İran’da devam eden genel grev neticesinde bozulan ekonomi, petrol ihraç eden ülkeyi ithal eden bir ülke konumuna getirmişti. 16 Aralık 1978 tarihli haberde, bu gidişi değiştirmek için son çare olarak askeri bir hükümetin kurulduğu ve Şah’ın haber alma örgütü SAVAK’ın başına General Muhsin Necmi’nin getirildiği belirtilmiştir. Bu arada haberde Humeyni’nin “Orduyu halkın üzerine süren Şah’ın akli dengesi bozuldu” sözleri de kullanılmıştır. SAVAK Başkanı General Muhsin Necmi’nin denetim yaparken bir fotoğrafı yayınlanmıştır (Hürriyet, “Askeri hükümet şiddete şiddetle karşılık verecek”, 16 Aralık 1978).

19 Aralık 1978 tarihinde, birkaç hafta önce Nianvaran Sarayı’nda Şah’la görüşen gazeteci Metin Toker’in önemli bir yazısı yayınlanmıştır. Bu yazı gazetenin İran ile ilgili yayın politikasını da göstermesi açısından önemlidir. Baba Rıza Şah ile Atatürk’ü yaptıkları modernleşme reformları açısından kıyaslayan Toker, kılıç ve altın zoruyla din adamlarına istediğini yaptırabileceğini ve Suudi Arabistan’da olduğu gibi “bendesi haline getirebileceğini” düşünen Şah’ın ne kadar yanılgı içinde olduğunun bugün anlaşıldığını söylemektedir. Atatürk’ün dini değil din adamlarını devreden çıkaran laiklik anlayışının ne kadar doğru olduğunu da sözlerine eklemektedir. Toker’e göre, Şahlık rejiminin yıkılması o denli önemli değildir ancak din adamlarına böylesi haklar tanımak son derece yanlıştır:

Bundan birkaç hafta evvel İran’da, gene Şah’la görüşmek üzere Nianvaran Sarayı’na giderken aklımda Şah’a “Gördünüz mü, kim haklıymış?” diye sormak vardı. Çünkü bu sarayda, kendisiyle yaptığım birkaç mülakatın sonunda sıra “Yazılmamak üzere” olan kısma geldiğinde Atatürk reformlarını tartışmıştık… Oğlu babasını haklı, Atatürk’ü hatalı buluyordu.
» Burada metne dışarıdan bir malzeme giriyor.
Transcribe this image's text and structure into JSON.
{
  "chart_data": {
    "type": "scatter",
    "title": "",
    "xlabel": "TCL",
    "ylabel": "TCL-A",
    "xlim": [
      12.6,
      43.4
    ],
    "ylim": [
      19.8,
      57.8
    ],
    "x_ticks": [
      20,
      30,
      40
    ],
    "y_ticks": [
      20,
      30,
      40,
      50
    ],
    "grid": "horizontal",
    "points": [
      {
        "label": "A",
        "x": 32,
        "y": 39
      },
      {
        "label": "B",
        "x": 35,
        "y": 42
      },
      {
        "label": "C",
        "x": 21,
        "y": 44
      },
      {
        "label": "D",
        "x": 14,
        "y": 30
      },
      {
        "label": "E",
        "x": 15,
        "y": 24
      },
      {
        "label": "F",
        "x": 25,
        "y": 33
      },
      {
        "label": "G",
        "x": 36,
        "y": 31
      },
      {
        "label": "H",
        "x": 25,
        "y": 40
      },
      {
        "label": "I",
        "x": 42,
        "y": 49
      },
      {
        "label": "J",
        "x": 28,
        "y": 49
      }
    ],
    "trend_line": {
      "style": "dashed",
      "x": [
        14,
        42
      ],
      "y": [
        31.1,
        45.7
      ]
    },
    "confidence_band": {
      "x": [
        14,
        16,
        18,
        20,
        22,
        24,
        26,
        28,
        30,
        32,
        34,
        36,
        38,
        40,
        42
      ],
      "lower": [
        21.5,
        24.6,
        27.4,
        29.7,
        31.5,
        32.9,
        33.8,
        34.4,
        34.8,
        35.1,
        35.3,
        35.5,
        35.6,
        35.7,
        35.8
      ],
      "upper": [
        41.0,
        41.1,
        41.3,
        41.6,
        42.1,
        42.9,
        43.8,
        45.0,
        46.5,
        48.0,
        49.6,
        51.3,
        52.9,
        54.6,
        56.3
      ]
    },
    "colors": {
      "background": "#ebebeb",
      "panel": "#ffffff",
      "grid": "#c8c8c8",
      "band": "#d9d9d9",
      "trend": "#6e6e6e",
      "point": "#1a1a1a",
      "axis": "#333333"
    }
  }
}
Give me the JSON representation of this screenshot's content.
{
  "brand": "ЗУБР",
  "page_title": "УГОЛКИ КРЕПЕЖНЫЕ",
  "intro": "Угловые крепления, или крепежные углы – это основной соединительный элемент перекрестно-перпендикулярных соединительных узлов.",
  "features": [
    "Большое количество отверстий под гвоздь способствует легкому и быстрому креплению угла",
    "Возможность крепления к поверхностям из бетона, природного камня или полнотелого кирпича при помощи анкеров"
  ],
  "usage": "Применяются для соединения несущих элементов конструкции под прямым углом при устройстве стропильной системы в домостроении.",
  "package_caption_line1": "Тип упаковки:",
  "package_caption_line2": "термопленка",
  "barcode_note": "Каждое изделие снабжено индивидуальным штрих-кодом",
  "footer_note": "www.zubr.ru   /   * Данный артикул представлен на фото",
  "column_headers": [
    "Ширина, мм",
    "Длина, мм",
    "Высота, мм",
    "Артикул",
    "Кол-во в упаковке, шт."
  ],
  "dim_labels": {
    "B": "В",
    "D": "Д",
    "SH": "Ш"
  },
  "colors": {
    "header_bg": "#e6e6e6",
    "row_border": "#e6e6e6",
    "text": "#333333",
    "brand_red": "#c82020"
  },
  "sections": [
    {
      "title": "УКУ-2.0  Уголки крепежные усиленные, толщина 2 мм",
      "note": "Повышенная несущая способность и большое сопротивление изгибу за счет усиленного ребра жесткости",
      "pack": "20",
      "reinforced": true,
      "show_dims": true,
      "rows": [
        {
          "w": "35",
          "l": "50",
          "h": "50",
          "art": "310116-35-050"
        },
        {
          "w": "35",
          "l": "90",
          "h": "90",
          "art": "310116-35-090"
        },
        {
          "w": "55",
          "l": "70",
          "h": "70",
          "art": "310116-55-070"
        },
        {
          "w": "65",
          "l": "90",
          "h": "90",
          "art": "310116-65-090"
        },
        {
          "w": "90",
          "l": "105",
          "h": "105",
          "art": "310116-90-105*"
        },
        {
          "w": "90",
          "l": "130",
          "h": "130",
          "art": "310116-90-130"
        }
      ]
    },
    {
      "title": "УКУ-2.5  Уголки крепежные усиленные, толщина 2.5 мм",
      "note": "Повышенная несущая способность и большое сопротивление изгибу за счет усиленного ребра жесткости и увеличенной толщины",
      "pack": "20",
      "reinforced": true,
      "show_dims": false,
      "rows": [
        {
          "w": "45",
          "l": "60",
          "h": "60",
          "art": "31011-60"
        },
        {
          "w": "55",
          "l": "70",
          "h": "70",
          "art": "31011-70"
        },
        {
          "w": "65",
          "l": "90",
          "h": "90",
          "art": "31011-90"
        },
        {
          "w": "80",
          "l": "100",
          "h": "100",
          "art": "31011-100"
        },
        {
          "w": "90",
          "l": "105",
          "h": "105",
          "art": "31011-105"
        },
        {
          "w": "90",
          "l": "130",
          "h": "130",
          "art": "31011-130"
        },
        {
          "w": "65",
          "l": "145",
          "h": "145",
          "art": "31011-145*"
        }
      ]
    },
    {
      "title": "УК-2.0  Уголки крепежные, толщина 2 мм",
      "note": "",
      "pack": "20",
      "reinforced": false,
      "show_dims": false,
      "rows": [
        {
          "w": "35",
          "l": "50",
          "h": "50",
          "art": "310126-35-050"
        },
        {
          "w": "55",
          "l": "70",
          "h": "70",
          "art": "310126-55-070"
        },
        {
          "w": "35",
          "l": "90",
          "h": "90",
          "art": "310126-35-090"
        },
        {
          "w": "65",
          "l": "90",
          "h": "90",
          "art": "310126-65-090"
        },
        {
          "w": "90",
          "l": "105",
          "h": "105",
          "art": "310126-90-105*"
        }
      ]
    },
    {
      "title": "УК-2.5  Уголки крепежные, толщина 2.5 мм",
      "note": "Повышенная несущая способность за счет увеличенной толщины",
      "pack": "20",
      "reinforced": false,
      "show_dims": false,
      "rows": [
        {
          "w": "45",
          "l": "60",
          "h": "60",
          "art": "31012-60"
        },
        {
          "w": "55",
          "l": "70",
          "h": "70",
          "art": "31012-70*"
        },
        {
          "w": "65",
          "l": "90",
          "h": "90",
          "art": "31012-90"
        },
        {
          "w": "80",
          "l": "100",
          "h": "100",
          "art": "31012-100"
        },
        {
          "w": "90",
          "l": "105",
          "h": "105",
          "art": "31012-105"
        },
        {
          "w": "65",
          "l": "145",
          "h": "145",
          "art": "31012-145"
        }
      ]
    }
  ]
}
Din adamlarını etkisiz kılmak, onları kaldırmak niyeydi? Onlardan istifade etmek lazımdı. Altın veya kılıç onları her zaman hükümdarın bendesi yapardı. Suudi Arabistan’da da böyle değil miydi? İran’ın anayasasındaki, meclisten çıkan her kanunun dine uygunluğu konusunda fetva vermeye yetkili beş kişilik din uleması heyeti bırakılmıştı. Ne zararları dokunmuştu? (Hürriyet, “İran’ın kimin eline geçeceği bizim için hayati bir sorundur”, 19 Aralık 1978).

Bu haberden de anlaşılacağı üzere, Hürriyet Gazetesi, İran’daki olaylara Atatürkçü bir zaviyeden bakmakta ve İran’da Şahlık rejiminin geleceğini düşünmekten ziyade, mollaların kuracağı bir devletten çekinmekteydi.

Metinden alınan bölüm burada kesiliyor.